Mas de onde nasceria a nova mulher?

Bom, a mulher de classe média eram, por volta de 1914, basicamente duas coisas:

A)De acordo com o luxo com quem vivia, um símbolo de status para o marido.

B)Uma rosinha de brinquedo para a sua família, protegida das coisas ruins deste mundo e das coisas boas deste mundo também (o conhecimento sobre o próprio corpo era mínimo, para ficar neste exemplo).

Vamos ouvir a heroína de Herbert George Wells, o famoso H. G. Wells, Ann Veronica:

“Eu sinto como se meu crescimento tivesse sido interrompido, como se eu tivesse sido privada da luz da vida (...) assim como uma espécie de fantoche que faz as coisas que os outros determinam (...) Eu quero ser uma pessoa, eu mesma, dirigindo a mim própria. (...) Sou uma jovem à procura de emprego, liberdade e desenvolvimento pessoal.”

LÚCIO FLÁVIO PINTO E SUAS LIÇÕES AMAZONIDAS 23:

Aprender. Aprender sempre.

Hipólito da Costa:
imprensa livre precisa de um remédio para momentos de crise: imprensa livre.
Entenderam?

Paulo Maranhão:
não cometer o erro dele e invadir a privacidade dos outros, mesmo que estes sejam antagonistas furiosos.

NIETZSCHE APAIXONADO 35:

Sócrates não era muito rico e nem muito bonito.

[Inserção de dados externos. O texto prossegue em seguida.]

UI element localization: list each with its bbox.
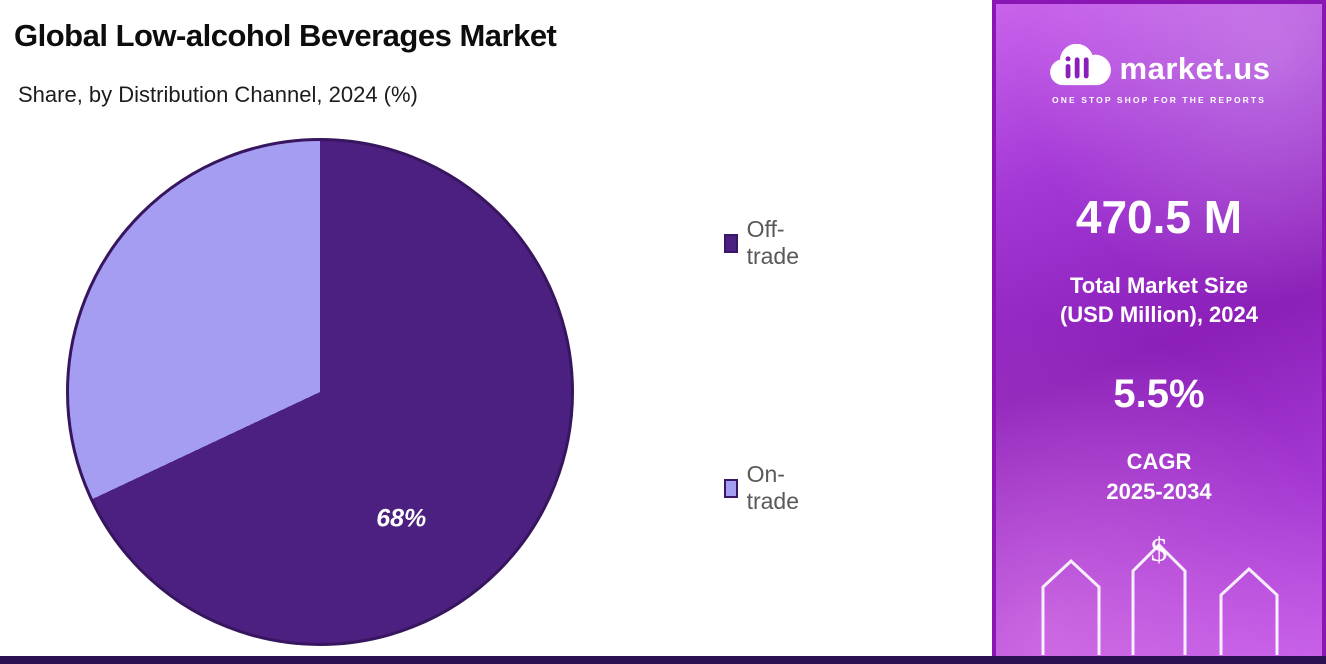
legend-swatch-off-trade xyxy=(724,233,738,253)
bottom-accent-bar xyxy=(0,656,1326,664)
pie-chart xyxy=(66,138,574,646)
cagr-label: CAGR 2025-2034 xyxy=(996,447,1322,506)
logo-wordmark: market.us xyxy=(1119,50,1271,86)
legend-label-on-trade: On-trade xyxy=(746,461,799,514)
pie-data-label: 68% xyxy=(376,504,427,533)
chart-area: Global Low-alcohol Beverages Market Shar… xyxy=(14,18,804,646)
market-size-value: 470.5 M xyxy=(1075,191,1243,243)
page-title: Global Low-alcohol Beverages Market xyxy=(14,18,557,53)
legend-item-on-trade: On-trade xyxy=(724,461,804,515)
cagr-value: 5.5% xyxy=(1113,372,1205,416)
growth-arrows-icon xyxy=(1033,533,1285,660)
logo-tagline: ONE STOP SHOP FOR THE REPORTS xyxy=(1052,95,1266,105)
pie-chart-wrap: 68% xyxy=(66,138,574,646)
brand-sidebar: market.us ONE STOP SHOP FOR THE REPORTS … xyxy=(992,0,1326,664)
legend-label-off-trade: Off-trade xyxy=(746,216,800,269)
legend-swatch-on-trade xyxy=(724,478,738,498)
cagr-label-line2: 2025-2034 xyxy=(1106,478,1212,504)
legend-item-off-trade: Off-trade xyxy=(724,216,804,270)
cagr-label-line1: CAGR xyxy=(1126,449,1192,474)
market-size-label-line2: (USD Million), 2024 xyxy=(1059,301,1259,327)
chart-subtitle: Share, by Distribution Channel, 2024 (%) xyxy=(18,82,418,107)
market-size-label-line1: Total Market Size xyxy=(1069,273,1249,298)
dollar-icon: $ xyxy=(1150,532,1168,569)
logo-block: market.us ONE STOP SHOP FOR THE REPORTS xyxy=(996,43,1322,105)
market-size-label: Total Market Size (USD Million), 2024 xyxy=(996,272,1322,329)
marketus-cloud-logo-icon xyxy=(1048,43,1112,93)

Bom, Nietzsche faz uma interpretação sobre a classe social de Sócrates e da sua aparência.

O grego antigo adorava, no sentido rigoroso da palavra “adorava”, a beleza; e dava-lhe todo um sentido sublime e metafísico.

Então pergunta Nietzsche: Sócrates era um grego? Sócrates era um primitivo? Sócrates era apenas um criminoso? Talvez, para conhecer Sócrates, fosse preciso apenas entender que ele era um monstro.